At the end of ninth grade, my sister Malka got engaged, and two months later she got married. I had such a great time at her wedding. I wore a pretty navy gown, and my long brown hair was pulled into a gorgeous updo! Malka looked stunning; she was an exceptional, perfect kallah.
I finished high school with Tehilla being my best and only friend. She hardly ever came for Shabbos, and that was difficult for me. Nobody else tried to befriend me or invite me to their house, and that bothered me, even though I came to realize that the other girls didn’t mean anything bad. They just thought of me as different and didn’t know how to accept me. Only Tehilla seemed to understand me in a special way.
After twelfth grade, everyone, including Tehilla, left for seminary. Tehilla got accepted to a top school, and I was happy for her; she deserved it, for she was truly a special girl. But I missed her terribly! I stayed at home for the first half of my “sem” year and volunteered at an old-age home during the second half. I sent Tehilla lots of packages, and even visited her in Israel (with my family) during the winter.
Tehilla stayed in seminary for two years. While she was gone, I visited Malka, her husband and their two daughters a lot. Eliezer was away, learning in yeshivah and looking for a shidduch. Mainly I hung out with my mother. For those two years, she was my best friend, which reminded me of when I was a young girl.
After seminary, Tehilla went to New Jersey for a year and got engaged. I was ecstatic! Her wedding was bittersweet because her father wasn’t there, but she looked beautiful, and her husband was a very special man. That was one of my favorite weddings. Six months later, Eliezer got engaged. His wife, Dina, became my good friend. They live three blocks away from us, and I spend practically every day in her company. She’s very sweet, and treats me like I’m normal, not just a girl with Down’s.

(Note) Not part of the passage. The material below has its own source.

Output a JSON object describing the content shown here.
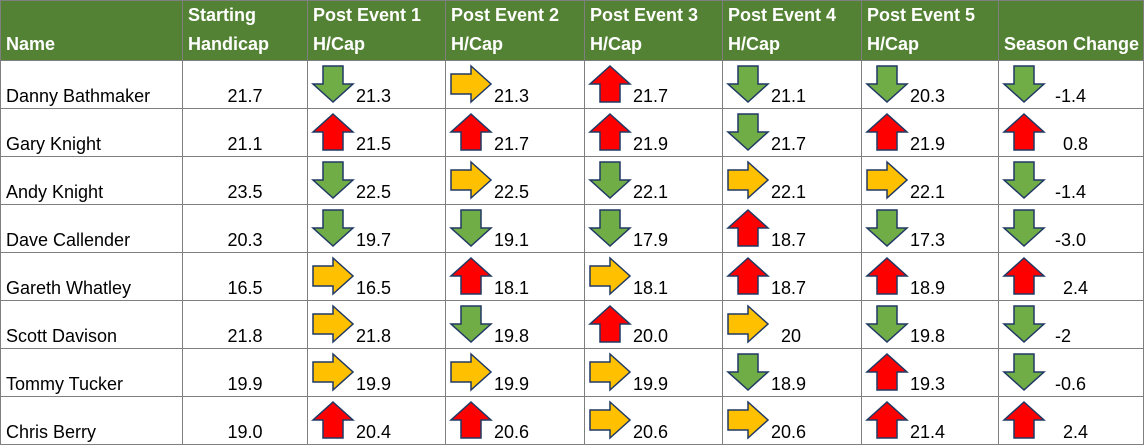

Over the next three years, almost everyone in my class got married. I was invited to all of their weddings, and now it seems like they have all accepted me as a friend. Though I have lots of friends, Tehilla will always remain my best friend. She and her husband live in New Jersey, and it’s a bit hard to keep up our relationship, but I know in our hearts we’ll be best friends forever.
Recently, the story of my life has taken an incredible turn. Like I said before, I’m twenty-four. Even though I know that isn’t so old, watching everyone around me getting married, I wish I could go out on even one date. Chana’s already in shidduchim. I try to make peace with the fact that nobody will want to date me, but still, it’s hard.
But amazing news has come! My parents found a seminary that will accept me. I, Tova Isaacs, am going to sem! I called Tehilla as soon as I found out the news. “Guess what? I’m going to seminary in Israel!”
“Oh my gosh!” she exclaimed. “That’s so exciting! Seminary is the best thing that could ever happen to you! Also, Israel is an awesome country! You actually feel the holiness, and you feel so safe, so at home.”
I knew that about Israel already, since I was there before, but even so, Tehilla’s words increased my tremendous joy.
I’ve been counting down the days, but the time seems to be dragging on! I keep sharing my exciting news with my family, my neighbors, the cashier in the grocery store, the people at the old-age home and just about everybody I meet. Every day, I ask my mother, “When am I going?”
The long-awaited day is tomorrow; I’m going to board the plane, along with my parents and Chana, as I embark on a journey that will change my life forever.